The area derives its name from the impressive mirages that appear and then vanish as if by magic. A whole range of mountains rises up from the horizon and then quite suddenly they can change into a structure that looks like the steel skeleton of a building under construction. There is, of course, the requisite lake for which mirages are most often known–and it also disappears in time.
Once, while driving this route, a huge mountain appeared in the direct path of the highway on which I was traveling, but as I approached it, the mountain split in two and then completely disappeared.
The incredible part about El Mirage is that thousands of motorists pass this way and never even notice what is happening. I suspect that when they see the mirage they just assume it is real and drive on.
I am reminded of El Mirage when I listen to analysts and commentators trying to explain the downturn in the stock market over the past several years. Most often the drop has been described as the bursting of a bubble. However, I believe they are using the wrong metaphor. A bubble is real and, though it may be fragile, it still has some substance. When a bubble bursts, it is also something that can be easily recreated.
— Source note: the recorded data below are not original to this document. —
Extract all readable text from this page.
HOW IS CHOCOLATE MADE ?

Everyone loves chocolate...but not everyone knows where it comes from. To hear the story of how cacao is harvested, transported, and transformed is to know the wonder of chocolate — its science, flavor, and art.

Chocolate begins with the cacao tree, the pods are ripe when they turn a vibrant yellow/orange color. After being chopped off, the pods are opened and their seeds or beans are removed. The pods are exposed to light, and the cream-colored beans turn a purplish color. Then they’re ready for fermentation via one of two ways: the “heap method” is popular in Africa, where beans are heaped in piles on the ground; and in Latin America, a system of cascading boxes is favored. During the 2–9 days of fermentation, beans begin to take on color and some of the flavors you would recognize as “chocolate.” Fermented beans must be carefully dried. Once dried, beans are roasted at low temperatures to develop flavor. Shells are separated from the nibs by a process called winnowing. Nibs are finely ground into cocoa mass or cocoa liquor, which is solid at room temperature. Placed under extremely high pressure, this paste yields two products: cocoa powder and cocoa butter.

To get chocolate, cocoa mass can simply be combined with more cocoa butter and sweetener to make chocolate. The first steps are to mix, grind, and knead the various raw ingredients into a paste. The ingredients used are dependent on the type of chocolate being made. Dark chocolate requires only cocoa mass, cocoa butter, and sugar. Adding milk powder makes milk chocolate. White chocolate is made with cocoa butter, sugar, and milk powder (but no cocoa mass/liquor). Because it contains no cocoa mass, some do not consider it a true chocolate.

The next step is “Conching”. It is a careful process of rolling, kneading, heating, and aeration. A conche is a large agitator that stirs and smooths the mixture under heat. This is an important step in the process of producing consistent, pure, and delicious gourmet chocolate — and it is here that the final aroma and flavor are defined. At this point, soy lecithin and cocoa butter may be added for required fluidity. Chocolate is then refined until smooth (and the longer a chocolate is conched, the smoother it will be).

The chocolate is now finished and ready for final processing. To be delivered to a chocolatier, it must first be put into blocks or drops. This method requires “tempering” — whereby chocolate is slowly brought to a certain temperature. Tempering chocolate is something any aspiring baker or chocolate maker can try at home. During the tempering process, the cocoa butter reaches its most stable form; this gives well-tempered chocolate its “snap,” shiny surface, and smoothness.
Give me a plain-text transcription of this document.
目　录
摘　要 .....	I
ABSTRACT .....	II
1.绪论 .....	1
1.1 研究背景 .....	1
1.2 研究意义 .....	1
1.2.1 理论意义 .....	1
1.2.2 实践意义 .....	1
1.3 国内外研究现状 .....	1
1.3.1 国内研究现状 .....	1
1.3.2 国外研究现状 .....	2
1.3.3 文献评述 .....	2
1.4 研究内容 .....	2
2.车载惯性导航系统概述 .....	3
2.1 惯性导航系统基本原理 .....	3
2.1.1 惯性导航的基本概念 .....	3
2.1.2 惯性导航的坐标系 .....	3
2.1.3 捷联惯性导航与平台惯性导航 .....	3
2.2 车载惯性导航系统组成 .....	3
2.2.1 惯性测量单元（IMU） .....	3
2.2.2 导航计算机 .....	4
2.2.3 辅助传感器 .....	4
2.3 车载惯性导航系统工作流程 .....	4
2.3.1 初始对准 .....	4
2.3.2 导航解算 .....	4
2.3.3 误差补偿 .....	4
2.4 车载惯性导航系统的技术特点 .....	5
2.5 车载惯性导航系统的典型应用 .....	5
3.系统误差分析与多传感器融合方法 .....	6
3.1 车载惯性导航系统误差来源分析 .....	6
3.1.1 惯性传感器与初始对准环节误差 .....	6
Mirages, on the other hand, are not real–they are just an illusion.
Recent reports regarding corporate governance abuses and accounting misdeeds make it clear that much of the market value that has been lost was not real in the first place; rather, it was just a mirage.
It is becoming increasingly clear that analysts and their colleagues have allowed conflicts of interest to help create this mirage. But even beyond the highly publicized cases, one has to question the value or even veracity of so-called analysts.
For example, several years ago Salomon Smith Barney published a list of 10 stocks they felt were the best picks for the coming year. Among the 10 was Lucent Technologies which, at the time, was trading at around $60 per share. No sooner had the list been published when Lucent stock headed for the tank and, as of this writing, is trading at 76 cents per share.